Birds also enable lovers to transgress the limitations of unfortunate marriages and high towers by virtue of their wings and uncommon flight paths. Muldumarec in Yonec flies in a hawk’s disguise to consort with his lady, while Milun uses a swan as his messenger. Birds, which are the messengers of love, can carry amorous sentiments but may also be sacrificed when illicit love is discovered. This is the case with both the hawk in Yonec and the nightingale in Laüstic. The latter even functions as a relic of thwarted love when it is put in a jeweled case and carried around by the brokenhearted knight.
However, not all interactions with animals can be so well controlled by humans. In the case of Bisclavret, he cannot help turning into a werewolf three nights of the week—something that the narrator presents as an unfortunate pathology, given the general nobility of his character. However, when his wife’s lover takes away his clothes, leaving him trapped in his wolf shape, he is able to draw upon the tropes of dog-like loyalty and affection when he begins to kiss the king’s feet and legs. His canine gentleness earns him the king’s respect, and when he displays more wolf-like qualities like lashing out at his wife’s lover and making off with her nose, the king trusts the animal above the humans, reasoning that his victims must have wronged him. Bisclavret’s ability to display both his dog and wolf-like sides leads the king to force the human actors to return Bisclavret’s clothes—an act that enables him to resume his human shape. Here, the lay shows that intelligence and goodness—and their opposites— can assume both human and animal forms. The moral is that one should be like the king, who pays attention to a creature’s behavior when making judgments.

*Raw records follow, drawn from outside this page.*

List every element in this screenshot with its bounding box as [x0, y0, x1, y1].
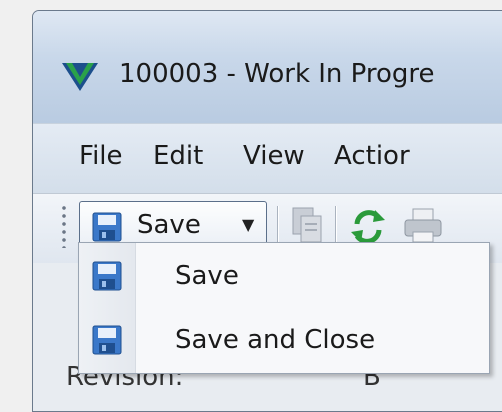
title-bar: 100003 - Work In Progre — [33, 11, 502, 123]
copy-icon[interactable] — [291, 206, 325, 246]
chevron-down-icon[interactable]: ▼ — [242, 215, 254, 234]
save-button-label: Save — [137, 210, 201, 240]
menu-actions[interactable]: Actior — [334, 141, 410, 171]
vault-logo-icon — [62, 63, 98, 91]
menu-item-save[interactable]: Save — [79, 247, 489, 307]
floppy-disk-icon — [92, 212, 122, 242]
refresh-icon[interactable] — [349, 206, 387, 246]
window-title: 100003 - Work In Progre — [119, 59, 435, 89]
menu-edit[interactable]: Edit — [153, 141, 203, 171]
print-icon[interactable] — [403, 206, 443, 246]
floppy-disk-icon — [92, 325, 122, 355]
menu-item-label: Save — [175, 261, 239, 291]
floppy-disk-icon — [92, 261, 122, 291]
save-dropdown-menu: Save Save and Close — [78, 242, 490, 374]
menu-item-label: Save and Close — [175, 325, 376, 355]
toolbar-grip[interactable] — [61, 204, 67, 248]
menu-file[interactable]: File — [79, 141, 123, 171]
menu-view[interactable]: View — [243, 141, 305, 171]
menu-bar: File Edit View Actior — [33, 123, 502, 194]
menu-item-save-and-close[interactable]: Save and Close — [79, 311, 489, 371]
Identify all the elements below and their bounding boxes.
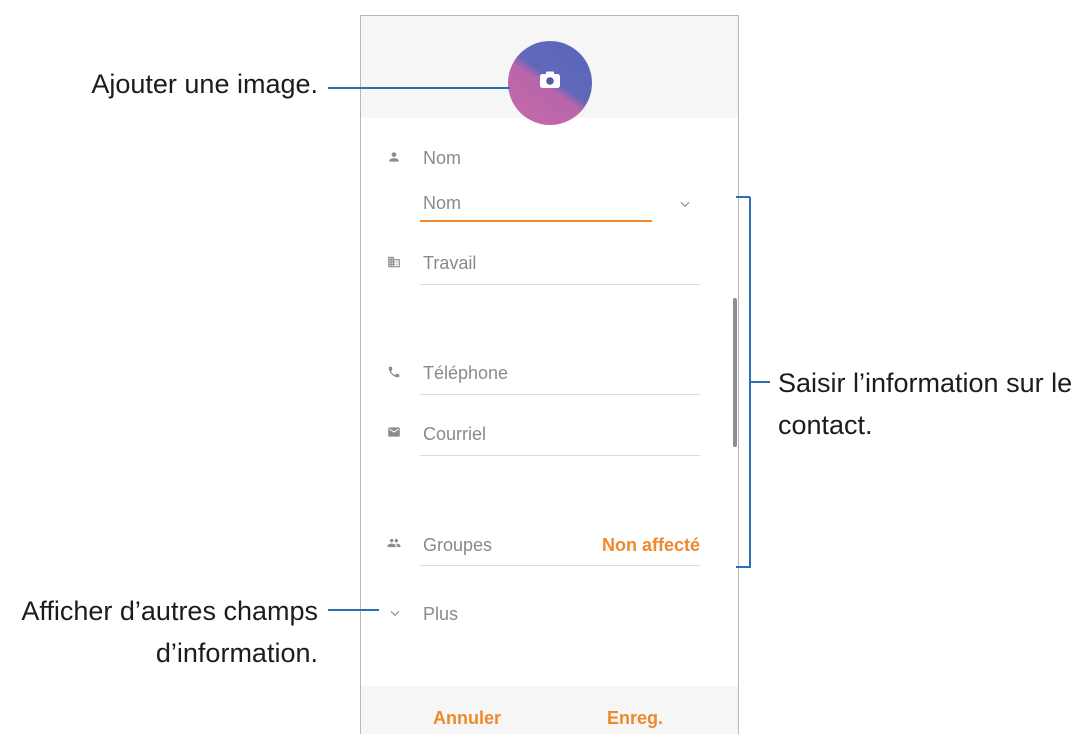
callout-line-add-image (328, 87, 510, 89)
contact-editor-screen: Nom Groupes Non affecté Plus Annuler Enr… (360, 15, 739, 734)
groups-label: Groupes (423, 534, 493, 555)
person-icon (387, 150, 401, 164)
work-input[interactable] (420, 249, 700, 285)
cancel-button[interactable]: Annuler (407, 703, 527, 733)
envelope-icon (387, 425, 401, 439)
callout-add-image: Ajouter une image. (91, 69, 318, 99)
camera-icon (540, 71, 560, 88)
chevron-down-icon (388, 606, 402, 620)
save-button[interactable]: Enreg. (575, 703, 695, 733)
building-icon (387, 255, 401, 269)
chevron-down-icon[interactable] (678, 197, 692, 211)
groups-icon (386, 536, 402, 550)
callout-bracket-bottom-tick (736, 566, 750, 568)
callout-bracket-top-tick (736, 196, 750, 198)
more-fields-button[interactable]: Plus (381, 600, 501, 628)
callout-more-fields-line2: d’information. (155, 638, 318, 668)
callout-line-more-fields (328, 609, 379, 611)
callout-contact-info-line2: contact. (778, 410, 873, 440)
name-input[interactable] (420, 186, 652, 222)
groups-selector[interactable]: Groupes Non affecté (420, 530, 700, 566)
phone-icon (387, 365, 401, 379)
email-input[interactable] (420, 420, 700, 456)
phone-input[interactable] (420, 359, 700, 395)
groups-value: Non affecté (601, 534, 700, 555)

Another animal that serves to teach a moral is the white hind in Guigemar’s story. When a love-immune Guigemar goes hunting and strikes a beautiful white stag between the antlers, “the arrow rebounded, hitting Guigemar in the thigh and going right through the horse’s flesh”, thus provoking a defeat for this peerless knight (44). The stag, with its rebounding power, claims itself “mortally wounded” and curses Guigemar so he will never heal until he finds a woman who “will suffer for your love more pain and anguish than any other woman has ever known,” causing him to suffer similarly for her (44). The action of mutual pain, begun by the animal and Guigemar in the hunt, will be repeated in the human love story. The animal, which innocently inhabited the woods with its fawn, teaches Guigemar the lesson that he cannot attack without retaliation, and that it is nature’s wish that he subdue his heart to love, rather than remain in his proud state of immunity.